A deer killed during the youth deer hunting season is the 10th free-ranging deer in the state found to have chronic wasting disease (CWD).
The 3 1/2 -year-old female deer was killed in Montcalm Township, in Montcalm County during the September youth season.
The hunter took the animal to the DNR check station and submitted it, preliminary tests indicate it may test positive for CWD.
“We cannot thank this family enough for bringing their deer to a check station,” said Dr. Kelly Straka, DNR state wildlife veterinarian. “Without their effort, the disease may have gone undetected in this area. We encourage hunters from any part of the state, especially the south-central Lower Peninsula, to have their deer tested."
CWD is a fatal neurological disease that affects white-tailed deer, mule deer, elk, and moose.
Some CWD-infected animals display abnormal behaviors, progressive weight loss, and physical debilitation. However, the DNR says some deer can be infected for years without showing any signs.
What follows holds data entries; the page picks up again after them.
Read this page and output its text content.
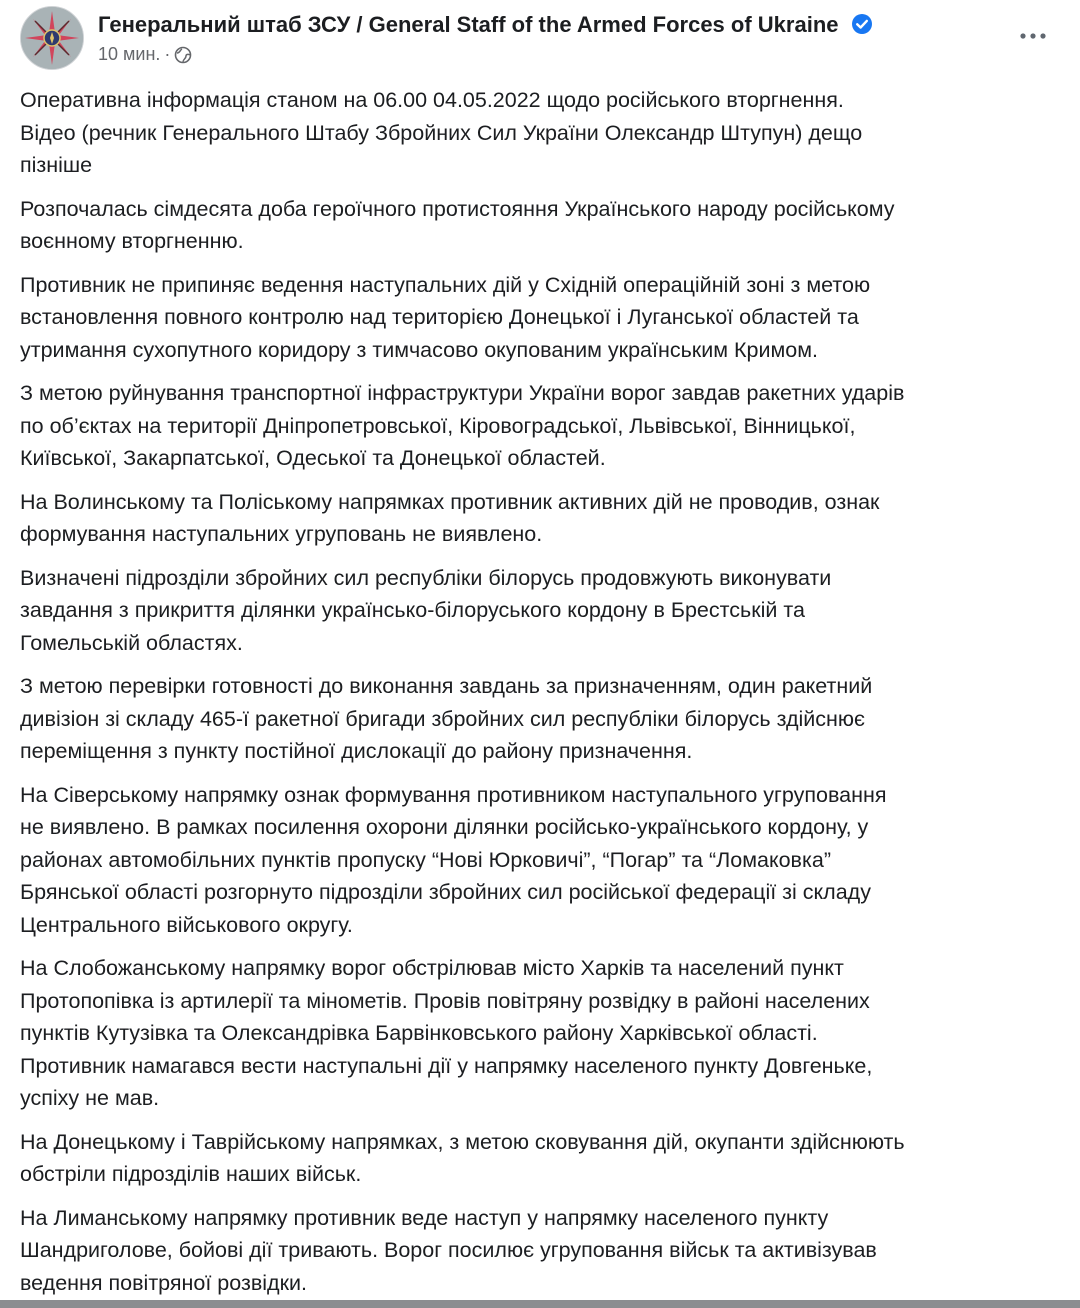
Генеральний штаб ЗСУ / General Staff of the Armed Forces of Ukraine
10 мин. ·

Оперативна інформація станом на 06.00 04.05.2022 щодо російського вторгнення.
Відео (речник Генерального Штабу Збройних Сил України Олександр Штупун) дещо
пізніше

Розпочалась сімдесята доба героїчного протистояння Українського народу російському
воєнному вторгненню.

Противник не припиняє ведення наступальних дій у Східній операційній зоні з метою
встановлення повного контролю над територією Донецької і Луганської областей та
утримання сухопутного коридору з тимчасово окупованим українським Кримом.

З метою руйнування транспортної інфраструктури України ворог завдав ракетних ударів
по об’єктах на території Дніпропетровської, Кіровоградської, Львівської, Вінницької,
Київської, Закарпатської, Одеської та Донецької областей.

На Волинському та Поліському напрямках противник активних дій не проводив, ознак
формування наступальних угруповань не виявлено.

Визначені підрозділи збройних сил республіки білорусь продовжують виконувати
завдання з прикриття ділянки українсько-білоруського кордону в Брестській та
Гомельській областях.

З метою перевірки готовності до виконання завдань за призначенням, один ракетний
дивізіон зі складу 465-ї ракетної бригади збройних сил республіки білорусь здійснює
переміщення з пункту постійної дислокації до району призначення.

На Сіверському напрямку ознак формування противником наступального угруповання
не виявлено. В рамках посилення охорони ділянки російсько-українського кордону, у
районах автомобільних пунктів пропуску “Нові Юрковичі”, “Погар” та “Ломаковка”
Брянської області розгорнуто підрозділи збройних сил російської федерації зі складу
Центрального військового округу.

На Слобожанському напрямку ворог обстрілював місто Харків та населений пункт
Протопопівка із артилерії та мінометів. Провів повітряну розвідку в районі населених
пунктів Кутузівка та Олександрівка Барвінковського району Харківської області.
Противник намагався вести наступальні дії у напрямку населеного пункту Довгеньке,
успіху не мав.

На Донецькому і Таврійському напрямках, з метою сковування дій, окупанти здійснюють
обстріли підрозділів наших військ.

На Лиманському напрямку противник веде наступ у напрямку населеного пункту
Шандриголове, бойові дії тривають. Ворог посилює угруповання військ та активізував
ведення повітряної розвідки.
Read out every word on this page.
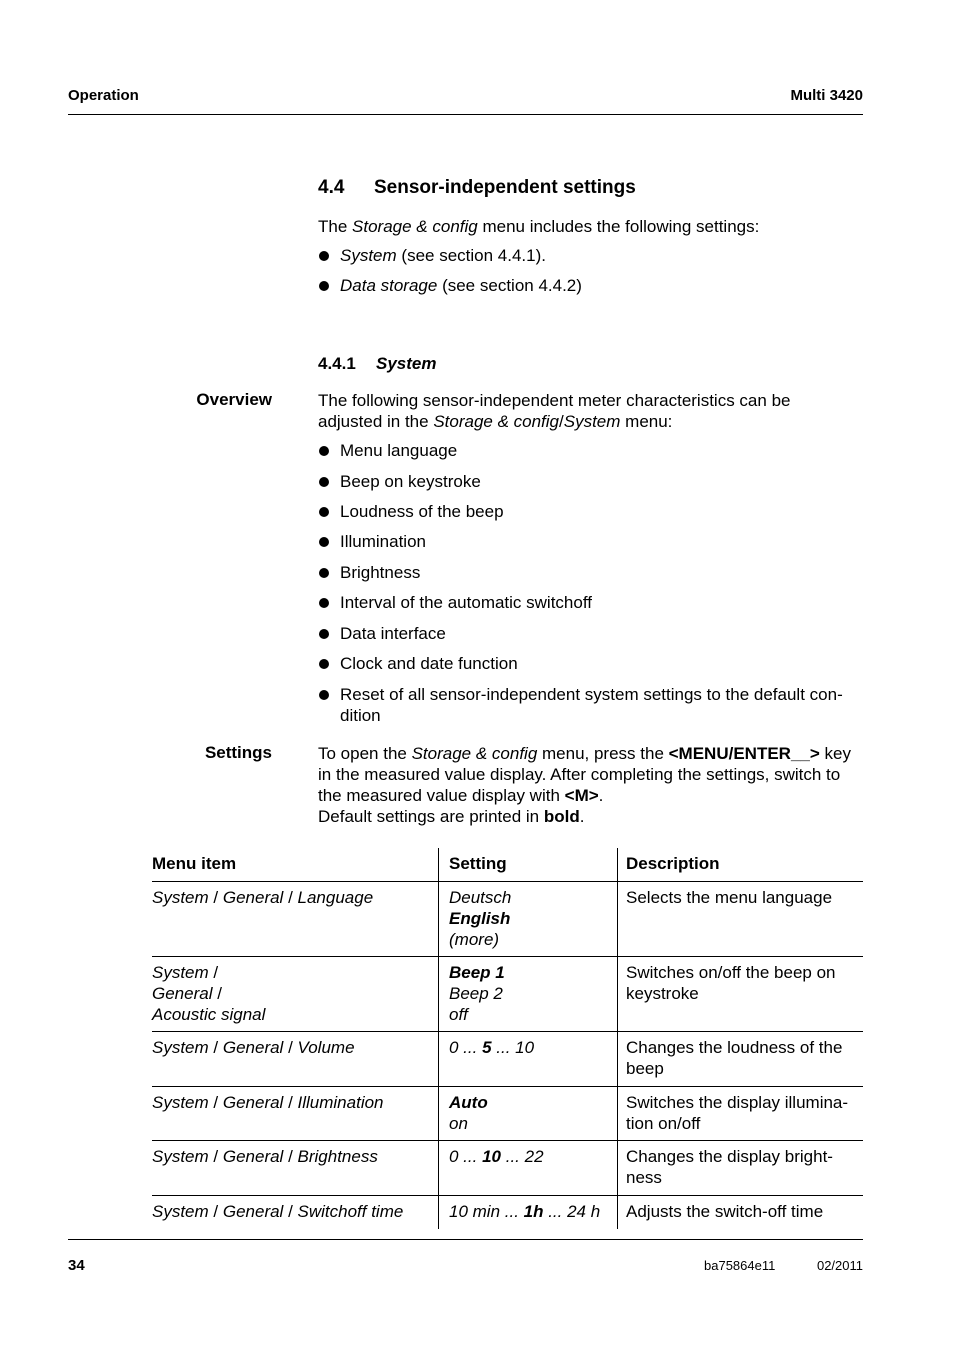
Operation	Multi 3420
4.4 Sensor-independent settings
The Storage & config menu includes the following settings:
System (see section 4.4.1).
Data storage (see section 4.4.2)
4.4.1 System
Overview	The following sensor-independent meter characteristics can be
adjusted in the Storage & config/System menu:
Menu language
Beep on keystroke
Loudness of the beep
Illumination
Brightness
Interval of the automatic switchoff
Data interface
Clock and date function
Reset of all sensor-independent system settings to the default con-
dition
Settings	To open the Storage & config menu, press the <MENU/ENTER__> key
in the measured value display. After completing the settings, switch to
the measured value display with <M>.
Default settings are printed in bold.
Menu item	Setting	Description
System / General / Language	Deutsch
English
(more)	Selects the menu language

System /
General /
Acoustic signal	Beep 1
Beep 2
off	Switches on/off the beep on
keystroke

System / General / Volume	0 ... 5 ... 10	Changes the loudness of the
beep

System / General / Illumination	Auto
on	Switches the display illumina-
tion on/off

System / General / Brightness	0 ... 10 ... 22	Changes the display bright-
ness

System / General / Switchoff time	10 min ... 1h ... 24 h	Adjusts the switch-off time
34	ba75864e11	02/2011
“Infected deer don’t necessarily look sick,” Straka said. “Having your deer tested is the only way to know if it has chronic wasting disease.”
There is no cure for CWD.
Since May 2015, the DNR has actively conducted surveillance for CWD. To date, more than 14,000 deer have been tested since the first positive case was found, with nine cases of CWD confirmed in free-ranging white-tailed deer previously identified in Ingham and Clinton counties.
There is no evidence to suggest that CWD presents any risk to humans, either through contact with an infected animal or from handling venison, according to the DNR. However, the U.S. Centers for Disease Control and the World Health Organization recommend that infected animals not be consumed as food by people or domestic animals.